W. Brytania/ Premier Starmer: będziemy szczerze mówić o trudnych decyzjach
W sobotę przed południem na Downing Street odbyło się pierwsze posiedzenie nowego rządu tworzonego przez Partię Pracy, a wczesnym popołudniem Starmer spotkał się z dziennikarzami na pierwszej w roli premiera konferencji prasowej.

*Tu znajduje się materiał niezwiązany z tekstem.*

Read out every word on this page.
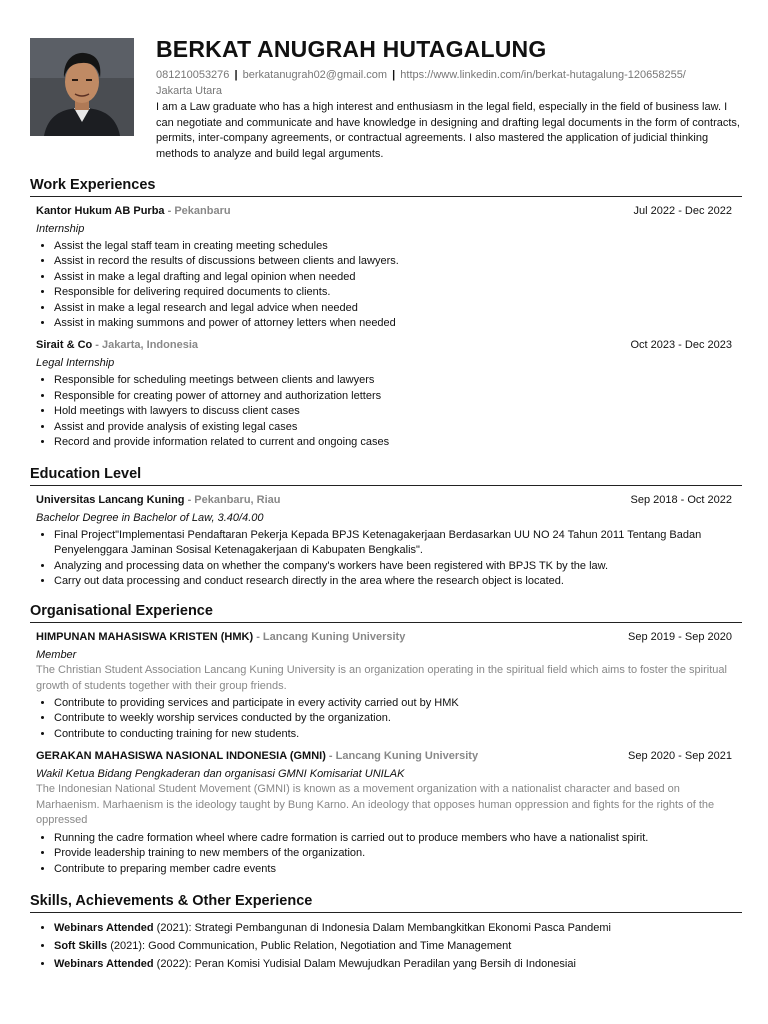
BERKAT ANUGRAH HUTAGALUNG
081210053276 | berkatanugrah02@gmail.com | https://www.linkedin.com/in/berkat-hutagalung-120658255/
Jakarta Utara
I am a Law graduate who has a high interest and enthusiasm in the legal field, especially in the field of business law. I can negotiate and communicate and have knowledge in designing and drafting legal documents in the form of contracts, permits, inter-company agreements, or contractual agreements. I also mastered the application of judicial thinking methods to analyze and build legal arguments.
Work Experiences
Kantor Hukum AB Purba - Pekanbaru	Jul 2022 - Dec 2022
Internship
• Assist the legal staff team in creating meeting schedules
• Assist in record the results of discussions between clients and lawyers.
• Assist in make a legal drafting and legal opinion when needed
• Responsible for delivering required documents to clients.
• Assist in make a legal research and legal advice when needed
• Assist in making summons and power of attorney letters when needed
Sirait & Co - Jakarta, Indonesia	Oct 2023 - Dec 2023
Legal Internship
• Responsible for scheduling meetings between clients and lawyers
• Responsible for creating power of attorney and authorization letters
• Hold meetings with lawyers to discuss client cases
• Assist and provide analysis of existing legal cases
• Record and provide information related to current and ongoing cases
Education Level
Universitas Lancang Kuning - Pekanbaru, Riau	Sep 2018 - Oct 2022
Bachelor Degree in Bachelor of Law, 3.40/4.00
• Final Project"Implementasi Pendaftaran Pekerja Kepada BPJS Ketenagakerjaan Berdasarkan UU NO 24 Tahun 2011 Tentang Badan Penyelenggara Jaminan Sosisal Ketenagakerjaan di Kabupaten Bengkalis".
• Analyzing and processing data on whether the company's workers have been registered with BPJS TK by the law.
• Carry out data processing and conduct research directly in the area where the research object is located.
Organisational Experience
HIMPUNAN MAHASISWA KRISTEN (HMK) - Lancang Kuning University	Sep 2019 - Sep 2020
Member
The Christian Student Association Lancang Kuning University is an organization operating in the spiritual field which aims to foster the spiritual growth of students together with their group friends.
• Contribute to providing services and participate in every activity carried out by HMK
• Contribute to weekly worship services conducted by the organization.
• Contribute to conducting training for new students.
GERAKAN MAHASISWA NASIONAL INDONESIA (GMNI) - Lancang Kuning University	Sep 2020 - Sep 2021
Wakil Ketua Bidang Pengkaderan dan organisasi GMNI Komisariat UNILAK
The Indonesian National Student Movement (GMNI) is known as a movement organization with a nationalist character and based on Marhaenism. Marhaenism is the ideology taught by Bung Karno. An ideology that opposes human oppression and fights for the rights of the oppressed
• Running the cadre formation wheel where cadre formation is carried out to produce members who have a nationalist spirit.
• Provide leadership training to new members of the organization.
• Contribute to preparing member cadre events
Skills, Achievements & Other Experience
• Webinars Attended (2021): Strategi Pembangunan di Indonesia Dalam Membangkitkan Ekonomi Pasca Pandemi
• Soft Skills (2021): Good Communication, Public Relation, Negotiation and Time Management
• Webinars Attended (2022): Peran Komisi Yudisial Dalam Mewujudkan Peradilan yang Bersih di Indonesiai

Poinformował o swoich planach na najbliższe dni i zapowiedział, że jeszcze przed wyjazdem do USA na rozpoczynający się we wtorek szczyt NATO odwiedzi wszystkie części składowe kraju. Podkreślił, że czwartkowe zwycięstwo Partii Pracy w wyborach do Izby Gmin dało jej wyraźny mandat do rządzenia w całym kraju.

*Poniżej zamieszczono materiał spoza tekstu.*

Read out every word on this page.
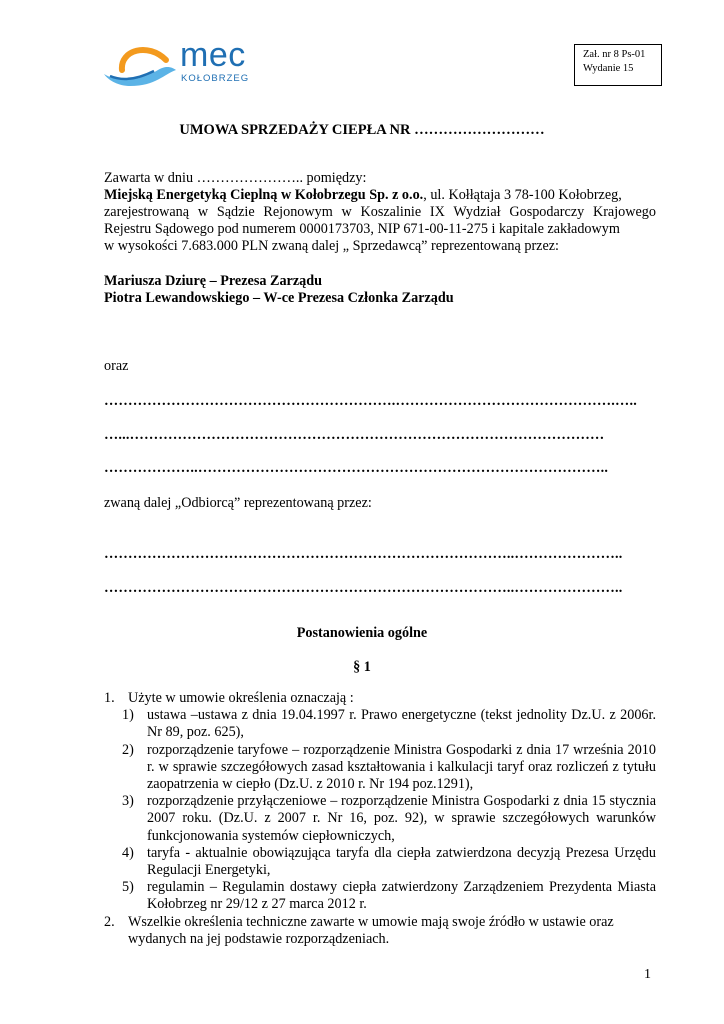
mec
KOŁOBRZEG
Zał. nr 8 Ps-01
Wydanie 15
UMOWA SPRZEDAŻY CIEPŁA NR ………………………
Zawarta w dniu ………………….. pomiędzy:
Miejską Energetyką Cieplną w Kołobrzegu Sp. z o.o., ul. Kołłątaja 3 78-100 Kołobrzeg,
zarejestrowaną w Sądzie Rejonowym w Koszalinie IX Wydział Gospodarczy Krajowego
Rejestru Sądowego pod numerem 0000173703, NIP 671-00-11-275 i kapitale zakładowym
w wysokości 7.683.000 PLN zwaną dalej „ Sprzedawcą” reprezentowaną przez:
Mariusza Dziurę – Prezesa Zarządu
Piotra Lewandowskiego – W-ce Prezesa Członka Zarządu
oraz
…………………………………………………….……………………………………….…..
…...………………………………………………………………………………………
………………..…………………………………………………………………………..
zwaną dalej „Odbiorcą” reprezentowaną przez:
…………………………………………………………………………..…………………..
…………………………………………………………………………..…………………..
Postanowienia ogólne
§ 1
1. Użyte w umowie określenia oznaczają :
1) ustawa –ustawa z dnia 19.04.1997 r. Prawo energetyczne (tekst jednolity Dz.U. z 2006r. Nr 89, poz. 625),
2) rozporządzenie taryfowe – rozporządzenie Ministra Gospodarki z dnia 17 września 2010 r. w sprawie szczegółowych zasad kształtowania i kalkulacji taryf oraz rozliczeń z tytułu zaopatrzenia w ciepło (Dz.U. z 2010 r. Nr 194 poz.1291),
3) rozporządzenie przyłączeniowe – rozporządzenie Ministra Gospodarki z dnia 15 stycznia 2007 roku. (Dz.U. z 2007 r. Nr 16, poz. 92), w sprawie szczegółowych warunków funkcjonowania systemów ciepłowniczych,
4) taryfa - aktualnie obowiązująca taryfa dla ciepła zatwierdzona decyzją Prezesa Urzędu Regulacji Energetyki,
5) regulamin – Regulamin dostawy ciepła zatwierdzony Zarządzeniem Prezydenta Miasta Kołobrzeg nr 29/12 z 27 marca 2012 r.
2. Wszelkie określenia techniczne zawarte w umowie mają swoje źródło w ustawie oraz wydanych na jej podstawie rozporządzeniach.
1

"Po raz pierwszy od ponad 20 lat mamy większość w Anglii, Szkocji i Walii, a to jest wyraźny mandat do rządzenia we wszystkich czterech zakątkach Zjednoczonego Królestwa i dlatego jutro wyruszę do wszystkich czterech krajów" – powiedział Starmer, zapowiadając, że spotka się z pierwszymi ministrami (premierami) Szkocji, Walii i Irlandii Północnej, by ustanowić lepszy model współpracy, niż było to w ostatnich latach. (W Irlandii Północnej są oddzielne partie polityczne i ani laburzyści, ani inne ogólnokrajowe partie nie wystawiają tam kandydatów.)

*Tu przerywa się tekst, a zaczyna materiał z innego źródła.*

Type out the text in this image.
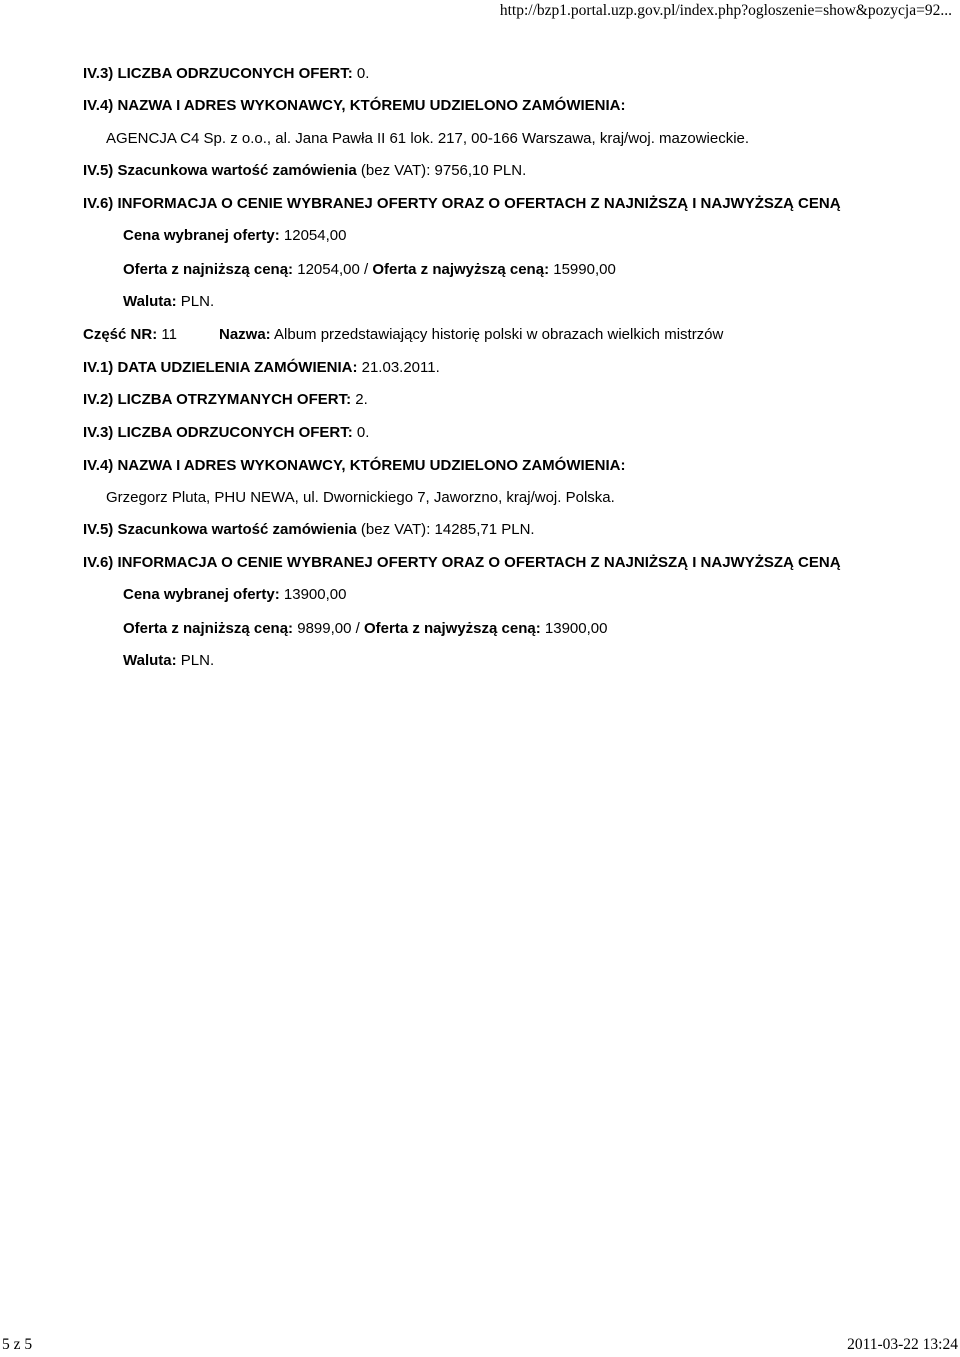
http://bzp1.portal.uzp.gov.pl/index.php?ogloszenie=show&pozycja=92...
IV.3) LICZBA ODRZUCONYCH OFERT: 0.
IV.4) NAZWA I ADRES WYKONAWCY, KTÓREMU UDZIELONO ZAMÓWIENIA:
AGENCJA C4 Sp. z o.o., al. Jana Pawła II 61 lok. 217, 00-166 Warszawa, kraj/woj. mazowieckie.
IV.5) Szacunkowa wartość zamówienia (bez VAT): 9756,10 PLN.
IV.6) INFORMACJA O CENIE WYBRANEJ OFERTY ORAZ O OFERTACH Z NAJNIŻSZĄ I NAJWYŻSZĄ CENĄ
Cena wybranej oferty: 12054,00
Oferta z najniższą ceną: 12054,00 / Oferta z najwyższą ceną: 15990,00
Waluta: PLN.
Część NR: 11	Nazwa: Album przedstawiający historię polski w obrazach wielkich mistrzów
IV.1) DATA UDZIELENIA ZAMÓWIENIA: 21.03.2011.
IV.2) LICZBA OTRZYMANYCH OFERT: 2.
IV.3) LICZBA ODRZUCONYCH OFERT: 0.
IV.4) NAZWA I ADRES WYKONAWCY, KTÓREMU UDZIELONO ZAMÓWIENIA:
Grzegorz Pluta, PHU NEWA, ul. Dwornickiego 7, Jaworzno, kraj/woj. Polska.
IV.5) Szacunkowa wartość zamówienia (bez VAT): 14285,71 PLN.
IV.6) INFORMACJA O CENIE WYBRANEJ OFERTY ORAZ O OFERTACH Z NAJNIŻSZĄ I NAJWYŻSZĄ CENĄ
Cena wybranej oferty: 13900,00
Oferta z najniższą ceną: 9899,00 / Oferta z najwyższą ceną: 13900,00
Waluta: PLN.
5 z 5	2011-03-22 13:24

Poinformował, że na posiedzeniu rządu omawiane było m.in. utworzenie "rad ds. realizacji misji", których zadaniem będzie pilnowanie, czy wszystkie ministerstwa realizują obietnice złożone w programie wyborczym laburzystów, a on sam będzie im przewodniczył. "Przypomniałem całemu gabinetowi, że będziemy oceniani na podstawie czynów, a nie słów" – powiedział Starmer.
Powiedział, że jego gabinet skupi się na sześciu pierwszych krokach określonych w manifeście wyborczym Partii Pracy: zapewnieniu stabilności gospodarczej, skróceniu czasu oczekiwania na wizyty lekarskie, uruchomieniu nowego dowództwa ds. bezpieczeństwa granic, stworzeniu publicznej spółki energetycznej Great British Energy, zwalczaniu zachowań antyspołecznych i zatrudnieniu dodatkowych 6500 nauczycieli.
Przyznał, że może być konieczne podejmowanie trudnych decyzji, ale obiecał, że będzie o nich szczerze mówił. Powtórzył też obietnicę, że jego rząd będzie przede wszystkim kierował się interesem kraju, a nie partii i będzie służył wszystkim ludziom, niezależnie od tego, na kogo głosowali. "Nie odwrócimy się od jakichś ludzi tylko dlatego, że sądzimy, że na nas nie głosowali. Będziemy rządzić dla całego kraju. Będzie to więc polityka i rząd, w których chodzi o realizację obietnic, o służbę" – podkreślił.
W czwartkowych wyborach powszechnych Partia Pracy odniosła zdecydowane zwycięstwo, zdobywając 412 mandatów w 650-osobowej Izbie Gmin, dzięki czemu przejęła władzę po 14 latach w opozycji.